Jacob Sumner
03/29/21
Vaccine Supply Chain
COVID-19 has officially overstayed its welcome. Nearly every country on Earth is scrambling to offer its citizens a return to normalcy. Following over a year of lockdowns, mask mandates, and social distancing guidelines, the spotlight has been on pharmaceutical companies to bring an end to this pandemic through widespread public vaccination. Fortunately, four major U.S. pharmaceutical players (Pfizer, Moderna, AstraZeneca, and Johnson and Johnson) have already begun the rollout of these vaccines at unprecedented speeds. With the demand for these shots consistently outpacing supply, there is constant stress on the supply chains facilitating their distribution. This stress has been made worse by discrepancies in IT across healthcare providers, public outcries against allocation decisions, and stringent storage protocols that create difficulties in the mass transportation of these doses. By examining Pfizer’s role in the manufacturing, distribution, and allocation processes in their own vaccine supply chain, it becomes much easier to understand why these challenges occur. This analysis is also important in understanding how decisions are made by Pfizer and the federal government to ensure that the processes continue to run smoothly.
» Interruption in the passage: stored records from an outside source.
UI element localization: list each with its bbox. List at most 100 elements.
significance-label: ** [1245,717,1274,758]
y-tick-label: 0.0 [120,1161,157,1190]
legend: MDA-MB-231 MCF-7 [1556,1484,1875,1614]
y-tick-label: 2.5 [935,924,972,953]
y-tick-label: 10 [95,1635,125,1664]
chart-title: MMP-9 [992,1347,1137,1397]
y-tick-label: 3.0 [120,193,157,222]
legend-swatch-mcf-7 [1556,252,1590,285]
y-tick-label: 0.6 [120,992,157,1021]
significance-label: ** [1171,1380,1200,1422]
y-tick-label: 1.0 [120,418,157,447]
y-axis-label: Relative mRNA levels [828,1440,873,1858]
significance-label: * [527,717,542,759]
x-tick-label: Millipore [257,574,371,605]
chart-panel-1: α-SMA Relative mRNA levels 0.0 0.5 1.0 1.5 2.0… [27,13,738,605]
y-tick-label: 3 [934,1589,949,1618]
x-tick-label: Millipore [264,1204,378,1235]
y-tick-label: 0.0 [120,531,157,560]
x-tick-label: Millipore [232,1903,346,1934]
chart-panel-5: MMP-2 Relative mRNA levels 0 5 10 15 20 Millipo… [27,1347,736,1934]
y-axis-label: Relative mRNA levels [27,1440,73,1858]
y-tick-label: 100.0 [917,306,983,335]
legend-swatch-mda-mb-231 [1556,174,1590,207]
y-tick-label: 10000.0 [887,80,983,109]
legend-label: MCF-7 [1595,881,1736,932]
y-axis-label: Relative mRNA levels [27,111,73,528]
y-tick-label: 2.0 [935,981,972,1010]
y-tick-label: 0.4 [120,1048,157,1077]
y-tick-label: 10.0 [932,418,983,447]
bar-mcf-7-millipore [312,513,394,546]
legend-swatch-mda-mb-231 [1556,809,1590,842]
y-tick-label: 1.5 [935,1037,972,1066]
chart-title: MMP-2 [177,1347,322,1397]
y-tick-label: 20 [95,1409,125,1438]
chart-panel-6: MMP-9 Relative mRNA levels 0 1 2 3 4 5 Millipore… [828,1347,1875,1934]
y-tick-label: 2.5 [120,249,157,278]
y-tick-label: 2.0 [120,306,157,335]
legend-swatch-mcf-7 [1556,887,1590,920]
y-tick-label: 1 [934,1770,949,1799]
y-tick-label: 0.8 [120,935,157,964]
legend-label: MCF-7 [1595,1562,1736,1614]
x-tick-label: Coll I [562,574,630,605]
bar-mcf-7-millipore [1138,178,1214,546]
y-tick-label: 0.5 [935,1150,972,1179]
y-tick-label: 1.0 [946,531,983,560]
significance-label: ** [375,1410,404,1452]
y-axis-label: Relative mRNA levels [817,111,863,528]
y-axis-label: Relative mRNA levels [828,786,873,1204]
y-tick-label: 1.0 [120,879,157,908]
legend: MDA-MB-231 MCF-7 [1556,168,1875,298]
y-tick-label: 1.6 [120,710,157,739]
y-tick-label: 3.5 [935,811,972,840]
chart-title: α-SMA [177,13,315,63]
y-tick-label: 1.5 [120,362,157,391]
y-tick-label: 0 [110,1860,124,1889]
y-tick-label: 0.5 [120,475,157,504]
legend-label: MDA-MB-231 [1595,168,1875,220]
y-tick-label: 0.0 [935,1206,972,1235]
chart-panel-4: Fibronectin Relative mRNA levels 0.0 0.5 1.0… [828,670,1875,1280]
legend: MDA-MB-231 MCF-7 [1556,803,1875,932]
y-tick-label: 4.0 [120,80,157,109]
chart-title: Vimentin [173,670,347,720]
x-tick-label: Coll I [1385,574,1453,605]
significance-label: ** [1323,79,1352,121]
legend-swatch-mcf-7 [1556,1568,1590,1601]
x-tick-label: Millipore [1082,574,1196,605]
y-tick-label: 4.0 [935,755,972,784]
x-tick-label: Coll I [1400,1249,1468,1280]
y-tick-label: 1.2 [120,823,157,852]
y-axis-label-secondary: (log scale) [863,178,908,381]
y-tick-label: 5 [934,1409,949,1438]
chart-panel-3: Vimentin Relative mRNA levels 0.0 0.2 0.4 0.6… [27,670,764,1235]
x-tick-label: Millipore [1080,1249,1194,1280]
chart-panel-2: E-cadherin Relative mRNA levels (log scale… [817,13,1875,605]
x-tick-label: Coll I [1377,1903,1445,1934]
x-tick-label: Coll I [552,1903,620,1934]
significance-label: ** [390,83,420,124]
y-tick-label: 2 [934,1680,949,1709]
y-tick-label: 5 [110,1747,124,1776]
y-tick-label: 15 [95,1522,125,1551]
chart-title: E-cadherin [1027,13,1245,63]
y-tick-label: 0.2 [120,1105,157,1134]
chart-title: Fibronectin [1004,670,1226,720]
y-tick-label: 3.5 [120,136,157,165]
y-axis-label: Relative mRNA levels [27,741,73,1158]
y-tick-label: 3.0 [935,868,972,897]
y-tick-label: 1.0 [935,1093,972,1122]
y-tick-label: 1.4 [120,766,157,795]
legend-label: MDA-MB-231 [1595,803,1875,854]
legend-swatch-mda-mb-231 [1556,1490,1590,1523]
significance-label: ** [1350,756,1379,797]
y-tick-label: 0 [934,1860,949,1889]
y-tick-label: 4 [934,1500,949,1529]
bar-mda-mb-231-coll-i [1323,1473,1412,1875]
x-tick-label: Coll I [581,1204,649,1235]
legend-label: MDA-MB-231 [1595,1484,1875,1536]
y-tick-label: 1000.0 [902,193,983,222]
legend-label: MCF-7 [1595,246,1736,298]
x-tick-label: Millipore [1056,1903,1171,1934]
The supply chain supporting the Pfizer-BioNTech vaccine distribution follows the principles of a “just-in-time” (JIT) inventory management and operations strategy. A JIT supply chain, at its core, seeks to match both finished goods and raw materials inventories as closely as possible with actual projected demand. By keeping inventories low, a company or manufacturer can reduce the holding costs incurred while keeping these items on hand. This strategy, ironically, caused massive crises for several firms as COVID-19 began to ravage commercial supply chains in early 2020. Because inventory is inherently a risk management tool used to insure a company against fluctuating demand, keeping inventories low means that a sudden shift in demand can create massive confusion upstream in a supply chain. Spikes in demand for certain products, namely personal protection equipment, resulted in shortages that could not be reconciled with scarce inventory levels. This begs the question: why would Pfizer pursue a JIT strategy if there is risk of supply chain confusion? Pfizer’s reasoning behind implementing JIT principles begins with the relatively low risk of fluctuating demand. Being one of the sole providers of a life-saving drug almost guarantees steady demand, particularly in the context of a pandemic where the population is universally affected by a virus or disease (in this case, COVID-19). Pfizer knows that demand will stay high and that keeping a large finished goods inventory only means that less citizens have access to the vaccines. The U.S. government’s initial $1.95 billion contract for 100 million vaccine doses also guarantees this demand in that as long as the vaccine is developed and approved, Pfizer stands to sell at least these 100 million units.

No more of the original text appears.